I have a program in which I want to be able to store certain data (dynamically allocated blocks), on disk for reduced memory usage and persistence.

My first thought was to write my own custom allocator which managed the content of files on the disk, but I want to see what alternatives there are too.

I've looked into custom memory allocators and topics on object serialization but there are subtle differences, both good and bad, when adapting those principles to managing the address space of a file.

In this situation:

  1. Memory is accessed only through IO (read/write) functions rather than directly

  2. No objects(methods/pointers) are stored, only data.

  3. The size of a file is not static, so it should grow when needed rather than being large and static

  4. For my uses, it is acceptable to re-map existing pointers after defragmentation

Because the data is not of a fixed size, most database implementations seem not well suited.

I ask, what is the best approach for this problem? Should I implement a simple memory allocator which treats a file as the heap?

For reference, im using C++ on embedded devices.

Edit: I've implemented my own memory manager which uses buddy memory allocation and block sizes of powers of two. I'm satisfied that it is correct and does not leak, coalesces free blocks, and can do a 'stop the world' defragmentation.

The problem is, as expected, there is quite a bit of internal and external fragmentation. I'm not an expert in this field and although I find it fascinating (I'm still a student), I wonder if there are any other implementations that have done the same or similar thing? Surely I cant be the only one?

Some helpful but so far incompatible topics are:

tbh I havent used mmap but, it addresses the file IO, but not the management of the file address space.

BOOST:serialization I have a (probably unjustified) reluctance to use boost libraries at the moment.

STXXL Interesting but doesnt address variable size memory allocation

Doug Lea Memory Allocator Has very good insights into issues with memory allocators, but I'm not in a position to try and make my own implementation

Best Solution

Your two goals are to reduce memory usage and persist your data.
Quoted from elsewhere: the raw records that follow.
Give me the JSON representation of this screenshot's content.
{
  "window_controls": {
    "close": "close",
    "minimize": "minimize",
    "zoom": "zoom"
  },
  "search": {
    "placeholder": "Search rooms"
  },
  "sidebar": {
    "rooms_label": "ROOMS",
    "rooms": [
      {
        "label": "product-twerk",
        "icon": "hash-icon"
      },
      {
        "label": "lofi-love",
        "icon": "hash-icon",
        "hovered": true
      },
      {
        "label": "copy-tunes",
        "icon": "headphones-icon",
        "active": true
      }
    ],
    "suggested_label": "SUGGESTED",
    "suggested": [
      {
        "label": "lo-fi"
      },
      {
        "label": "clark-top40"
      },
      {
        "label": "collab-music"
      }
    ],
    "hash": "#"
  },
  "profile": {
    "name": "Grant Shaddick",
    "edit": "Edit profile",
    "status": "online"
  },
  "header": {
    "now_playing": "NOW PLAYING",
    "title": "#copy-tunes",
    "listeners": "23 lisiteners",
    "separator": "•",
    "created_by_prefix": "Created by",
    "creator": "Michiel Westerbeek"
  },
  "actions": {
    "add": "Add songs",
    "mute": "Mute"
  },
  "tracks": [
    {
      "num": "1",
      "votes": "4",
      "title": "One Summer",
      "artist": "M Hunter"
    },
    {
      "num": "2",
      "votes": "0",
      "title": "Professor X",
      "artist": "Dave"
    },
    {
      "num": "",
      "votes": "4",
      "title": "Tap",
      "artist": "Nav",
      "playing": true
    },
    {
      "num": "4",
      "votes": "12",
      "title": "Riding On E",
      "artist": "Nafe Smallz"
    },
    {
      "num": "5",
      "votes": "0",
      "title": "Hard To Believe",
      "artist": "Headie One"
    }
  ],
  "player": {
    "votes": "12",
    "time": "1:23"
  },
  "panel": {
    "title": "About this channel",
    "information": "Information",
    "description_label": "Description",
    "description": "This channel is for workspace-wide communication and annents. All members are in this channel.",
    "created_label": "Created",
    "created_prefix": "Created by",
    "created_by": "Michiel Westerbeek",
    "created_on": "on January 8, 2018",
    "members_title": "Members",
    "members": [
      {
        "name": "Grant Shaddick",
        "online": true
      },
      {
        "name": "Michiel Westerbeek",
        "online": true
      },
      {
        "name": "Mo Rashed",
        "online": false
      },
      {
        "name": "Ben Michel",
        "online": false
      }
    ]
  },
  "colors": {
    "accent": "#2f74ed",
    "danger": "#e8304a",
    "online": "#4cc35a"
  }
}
That definitely sounds like a job for a database. But then you say

Because the data is not of a fixed size, most database implementations seem not well suited.

I think you'll be interested in this distinctive feature of SQLite (a very lightweight cross-platform database with public domain source code):

Variable-length records


SQLite, in contrast, use only the amount of disk space actually needed to store the information in a row. If you store a single character in a VARCHAR(100) column, then only a single byte of disk space is consumed. (Actually two bytes - there is some overhead at the beginning of each column to record its datatype and length.)

It also is a good choice for embedded development:

Embedded devices and applications

Because an SQLite database requires little or no administration, SQLite is a good choice for devices or services that must work unattended and without human support. SQLite is a good fit for use in cellphones, PDAs, set-top boxes, and/or appliances. It also works well as an embedded database in downloadable consumer applications.